Al di là di certi toni trionfalistici utilizzati per mascherare la realtà, la situazione delle banche veronesi e venete è estremamente critica. Oltre che l’insoddisfazione generale nei riguardi del recente rinnovo dei vertici della Fondazione CariVerona, dove si è assistito a modalità più da dinasty, come se si trattasse di proprietà di famiglia anziché di un’istituzione con grande valenza sociale, emergono tutta una serie di criticità del sistema bancario che potrebbero avere ripercussioni, sia in positivo, ma soprattutto in negativo, sulle banche veronesi e venete. Infatti la preventivata revisione della presenza azionaria in Unicredit da parte di CariVerona, tra l’altro non più obbligatoria, visto il valore di mercato di questi titoli, porterebbe a un’ulteriore riduzione della presenza a Verona di questa primaria banca nazionale, che ha già visto la dismissione prima di Quercia Software e poi di UCCMB, nonché lo spostamento a Milano di una intera divisione.

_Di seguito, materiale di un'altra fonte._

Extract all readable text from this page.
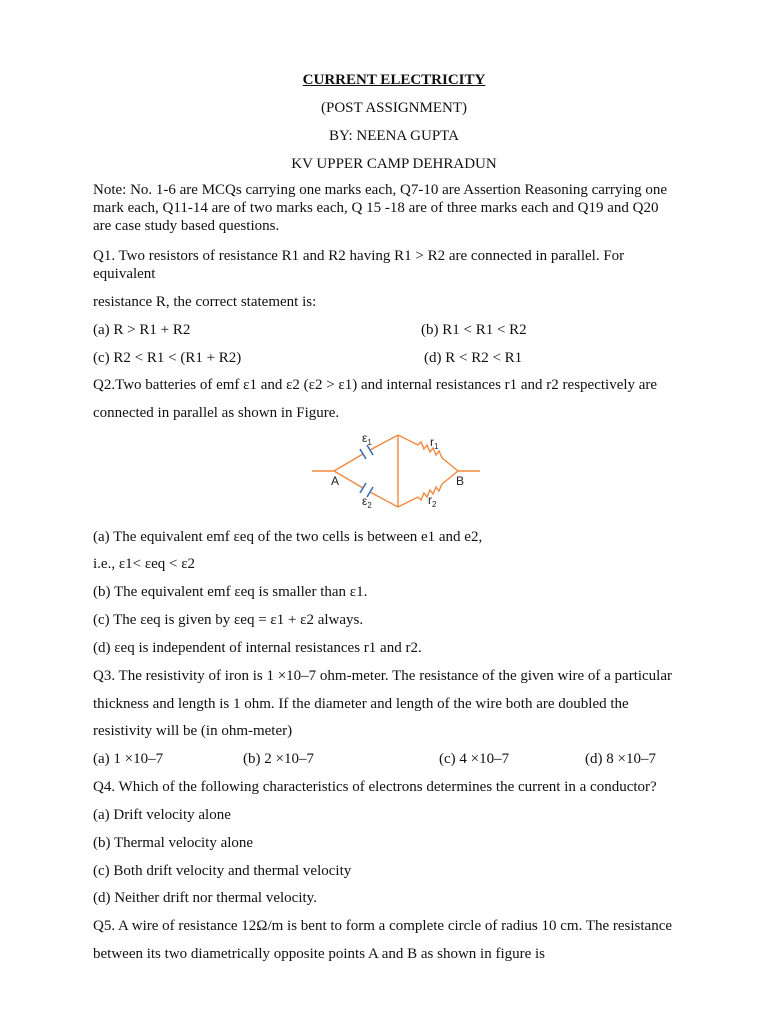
CURRENT ELECTRICITY
(POST ASSIGNMENT)
BY: NEENA GUPTA
KV UPPER CAMP DEHRADUN
Note: No. 1-6 are MCQs carrying one marks each, Q7-10 are Assertion Reasoning carrying one
mark each, Q11-14 are of two marks each, Q 15 -18 are of three marks each and Q19 and Q20
are case study based questions.
Q1. Two resistors of resistance R1 and R2 having R1 > R2 are connected in parallel. For
equivalent
resistance R, the correct statement is:
(a) R > R1 + R2	(b) R1 < R1 < R2
(c) R2 < R1 < (R1 + R2)	(d) R < R2 < R1
Q2.Two batteries of emf ε1 and ε2 (ε2 > ε1) and internal resistances r1 and r2 respectively are
connected in parallel as shown in Figure.
A	B
$\varepsilon_1$
$\varepsilon_2$
$r_1$
$r_2$
(a) The equivalent emf εeq of the two cells is between e1 and e2,
i.e., ε1< εeq < ε2
(b) The equivalent emf εeq is smaller than ε1.
(c) The εeq is given by εeq = ε1 + ε2 always.
(d) εeq is independent of internal resistances r1 and r2.
Q3. The resistivity of iron is 1 ×10–7 ohm-meter. The resistance of the given wire of a particular
thickness and length is 1 ohm. If the diameter and length of the wire both are doubled the
resistivity will be (in ohm-meter)
(a) 1 ×10–7	(b) 2 ×10–7	(c) 4 ×10–7	(d) 8 ×10–7
Q4. Which of the following characteristics of electrons determines the current in a conductor?
(a) Drift velocity alone
(b) Thermal velocity alone
(c) Both drift velocity and thermal velocity
(d) Neither drift nor thermal velocity.
Q5. A wire of resistance 12Ω/m is bent to form a complete circle of radius 10 cm. The resistance
between its two diametrically opposite points A and B as shown in figure is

A questo punto nella nostra città resterebbe gran poco di quella che fu la Cassa di Risparmio.
La fusione, ormai in dirittura d’arrivo, di Banco Popolare con B.Pop.Milano potrebbe spostare ancora una volta nella capitale lombarda il centro decisionale, con tutte le conseguenze preventivabili riguardo occupazione ed eventuale indotto, togliendo anche spazio ai neolaureati della nostra Università, perché andrebbero altrove le funzioni manageriali.

Paolo Biasi
Viene poi sollecitata da più parti, in primis dal Sindaco Tosi, l’entrata di Fondazione CariVerona nel capitale di Banco Popolare, di Popolare di Vicenza e di Veneto Banca; ma se queste operazioni avrebbe il merito di rafforzare il rilancio di questi istituti, nel contempo, essendo interventi con eventuale ritorno in termini finanziari a medio-lungo termine, porterebbero a ridurre in modo sensibile la capacità di compartecipazione alle azioni sociali della Fondazione sui nostri territori, con pesanti conseguenze. In questo quadro tra l’altro non risulta pervenuta la posizione della Fondazione Cassa Marca, che nella vicenda di Veneto Banca ha una parte rilevante.
Mentre la fusione di Banco popolare e Popolare di Milano non porterà sovrapposizioni territoriali e quindi poca influenza in termini di situazione occupazionale, un eventuale accorpamento futuro con questo nuovo soggetto anche di Veneto Banca e Popolare di Vicenza avrebbe invece una difficoltà di riorganizzazione sul territorio visto che le aree di influenza di queste ultime e del Banco sono le medesime; si potrebbero rendere necessarie razionalizzazioni pesantissime del numero degli sportelli. Occorre anche sottolineare che le aziende dei territori interessati potrebbero avere restrizioni creditizie date dal non avere più la possibilità di negoziazioni con vari istituti, ma bensì con un’unica entità.
Si sta anche verificando la rarefazione degli sportelli nei piccoli comuni, che crea problemi per la gestione delle Tesorerie Comunali. Infatti ormai sono sempre meno gli istituti che svolgono questo servizio e sempre più diventa onerosa per casse pubbliche questa partnership. La progressiva diffusione del home-banking porta a rendere non più sostenibile per molti istituti di credito il mantenimento di sportelli in piccole località; questo implica sicuramente disagi per gli strati più anziani della popolazione, che spesso non hanno accesso agli strumenti informatici. Per ovviare a questo ad esempio in trentino le Banche di Credito cooperativo utilizzano sportelli mobili, con presenza nei piccoli centri di una/due volte la settimana con orari limitati.
Apprendere poi che tra i più importanti debitori della Banca Popolare di Vicenza vi sia quell’Alfio Marchini che, candidato a sindaco di Roma, pretende di presentarsi come persona “fuori dai giochi politici”, emblema di civismo, ecc. indispettisce ulteriormente: ma con i soldi di CariVerona andiamo a finanziare, indirettamente, la campagna elettorale di un personaggio così?